Potassium Protects the Heart: Take in More for Better Cardiac Health
According to the American Heart Association, heart disease is the leading cause of death and a major contributor to disability in this country. A recent study sponsored by the Centers for Disease Control and Prevention (CDC) suggests that in addition to cutting dietary sodium to improve heart health, Americans should increase consumption of a key mineral found in many fruits and vegetables: potassium.
The study of more than 12,000 adults reported that people eating a diet high in sodium and low in potassium have a 50 percent increased risk of death from any disease than average and about twice the risk of death from heart attacks. Sodium, a key component of salt, raises blood pressure, which in turn increases the risk of heart disease. Potassium has been found to offset sodium’s impact on blood pressure.

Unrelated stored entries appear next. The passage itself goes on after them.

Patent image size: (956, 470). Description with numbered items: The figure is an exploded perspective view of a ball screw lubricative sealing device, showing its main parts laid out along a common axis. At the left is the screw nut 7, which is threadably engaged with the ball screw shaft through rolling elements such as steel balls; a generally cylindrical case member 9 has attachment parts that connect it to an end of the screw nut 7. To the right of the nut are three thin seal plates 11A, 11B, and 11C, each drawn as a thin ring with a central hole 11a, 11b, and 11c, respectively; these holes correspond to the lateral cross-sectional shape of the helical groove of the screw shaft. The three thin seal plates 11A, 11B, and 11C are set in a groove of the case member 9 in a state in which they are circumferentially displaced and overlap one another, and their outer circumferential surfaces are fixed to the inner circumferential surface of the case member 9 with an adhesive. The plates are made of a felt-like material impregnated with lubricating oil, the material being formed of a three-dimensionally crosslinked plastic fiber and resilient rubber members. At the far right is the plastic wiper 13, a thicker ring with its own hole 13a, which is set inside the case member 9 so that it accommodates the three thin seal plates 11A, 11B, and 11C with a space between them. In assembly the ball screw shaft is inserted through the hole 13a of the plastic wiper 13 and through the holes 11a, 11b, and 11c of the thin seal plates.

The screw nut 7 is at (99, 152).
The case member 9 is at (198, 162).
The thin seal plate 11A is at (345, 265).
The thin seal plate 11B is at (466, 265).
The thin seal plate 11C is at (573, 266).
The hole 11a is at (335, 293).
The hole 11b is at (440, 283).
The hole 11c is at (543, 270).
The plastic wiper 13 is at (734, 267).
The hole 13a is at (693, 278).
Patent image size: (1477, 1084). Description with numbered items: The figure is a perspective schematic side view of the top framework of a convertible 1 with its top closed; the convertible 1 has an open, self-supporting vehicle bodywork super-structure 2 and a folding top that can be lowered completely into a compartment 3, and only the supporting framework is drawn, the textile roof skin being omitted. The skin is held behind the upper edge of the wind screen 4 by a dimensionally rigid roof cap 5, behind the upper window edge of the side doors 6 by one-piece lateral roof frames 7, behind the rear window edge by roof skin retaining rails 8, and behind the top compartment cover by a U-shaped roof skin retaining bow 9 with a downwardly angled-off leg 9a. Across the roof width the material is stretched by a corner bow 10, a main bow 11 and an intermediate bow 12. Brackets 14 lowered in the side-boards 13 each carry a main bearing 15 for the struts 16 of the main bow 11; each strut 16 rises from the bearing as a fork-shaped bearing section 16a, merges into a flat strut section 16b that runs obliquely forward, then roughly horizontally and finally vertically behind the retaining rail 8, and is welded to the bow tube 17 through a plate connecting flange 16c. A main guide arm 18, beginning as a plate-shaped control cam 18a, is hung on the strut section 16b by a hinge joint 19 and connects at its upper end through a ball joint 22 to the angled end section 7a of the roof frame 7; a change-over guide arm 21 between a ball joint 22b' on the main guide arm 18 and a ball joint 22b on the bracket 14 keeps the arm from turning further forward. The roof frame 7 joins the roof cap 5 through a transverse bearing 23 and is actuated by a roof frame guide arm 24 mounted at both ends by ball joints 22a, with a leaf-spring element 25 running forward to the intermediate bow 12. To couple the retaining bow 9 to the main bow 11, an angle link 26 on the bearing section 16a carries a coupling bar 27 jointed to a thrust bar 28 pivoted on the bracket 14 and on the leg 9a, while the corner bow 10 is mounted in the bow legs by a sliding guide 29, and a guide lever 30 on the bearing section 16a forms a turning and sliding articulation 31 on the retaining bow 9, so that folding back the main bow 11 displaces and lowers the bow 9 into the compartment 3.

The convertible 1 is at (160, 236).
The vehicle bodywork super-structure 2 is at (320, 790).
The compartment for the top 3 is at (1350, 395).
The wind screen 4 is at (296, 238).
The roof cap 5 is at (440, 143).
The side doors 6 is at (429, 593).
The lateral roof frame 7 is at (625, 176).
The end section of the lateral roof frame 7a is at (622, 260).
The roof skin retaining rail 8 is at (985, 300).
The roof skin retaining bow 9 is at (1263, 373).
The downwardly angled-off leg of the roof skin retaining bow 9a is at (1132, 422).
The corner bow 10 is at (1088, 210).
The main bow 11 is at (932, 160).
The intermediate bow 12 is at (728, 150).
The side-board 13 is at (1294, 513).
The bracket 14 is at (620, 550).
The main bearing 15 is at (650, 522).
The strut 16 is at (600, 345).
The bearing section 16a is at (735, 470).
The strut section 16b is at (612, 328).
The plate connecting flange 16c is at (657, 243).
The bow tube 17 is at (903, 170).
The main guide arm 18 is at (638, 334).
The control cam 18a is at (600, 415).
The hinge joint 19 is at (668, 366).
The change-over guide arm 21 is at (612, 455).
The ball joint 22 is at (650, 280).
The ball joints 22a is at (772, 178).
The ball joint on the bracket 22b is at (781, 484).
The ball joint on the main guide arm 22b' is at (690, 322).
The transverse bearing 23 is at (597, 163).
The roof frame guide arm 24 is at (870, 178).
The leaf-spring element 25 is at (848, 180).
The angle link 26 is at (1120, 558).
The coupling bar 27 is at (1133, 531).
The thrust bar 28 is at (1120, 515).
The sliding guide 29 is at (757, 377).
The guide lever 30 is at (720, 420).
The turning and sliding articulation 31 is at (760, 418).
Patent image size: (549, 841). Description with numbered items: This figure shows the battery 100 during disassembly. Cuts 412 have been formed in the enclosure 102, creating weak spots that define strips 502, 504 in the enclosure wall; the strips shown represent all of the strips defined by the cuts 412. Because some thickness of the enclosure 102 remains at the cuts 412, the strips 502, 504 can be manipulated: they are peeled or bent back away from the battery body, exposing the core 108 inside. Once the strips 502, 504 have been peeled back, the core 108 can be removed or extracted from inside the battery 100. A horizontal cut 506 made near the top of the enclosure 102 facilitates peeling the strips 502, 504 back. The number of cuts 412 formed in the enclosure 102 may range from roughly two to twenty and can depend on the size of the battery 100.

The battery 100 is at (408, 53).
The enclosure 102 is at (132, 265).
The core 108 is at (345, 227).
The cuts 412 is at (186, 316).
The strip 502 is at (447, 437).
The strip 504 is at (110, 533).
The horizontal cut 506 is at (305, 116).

Current U.S. dietary guidelines recommend an adult daily potassium intake of 4,700 milligrams and a maximum sodium intake of 2,300 milligrams (about a teaspoon of salt); or less than 1,500 milligrams for people age 51 and older, African-Americans or those that suffer from hypertension, diabetes or chronic kidney disease.
The CDC reveals that the average American adult consumes 3,400 milligrams of sodium a day, about 80 percent from processed or restaurant foods. To achieve a healthier sodium-potassium ratio, the CDC recommends a diet that emphasizes fresh, unprocessed foods and plenty of fruits and vegetables. Foods high in potassium include sweet and white potatoes, spinach, tomatoes and bananas, as well as orange and prune juice, dates, plain yogurt and fish.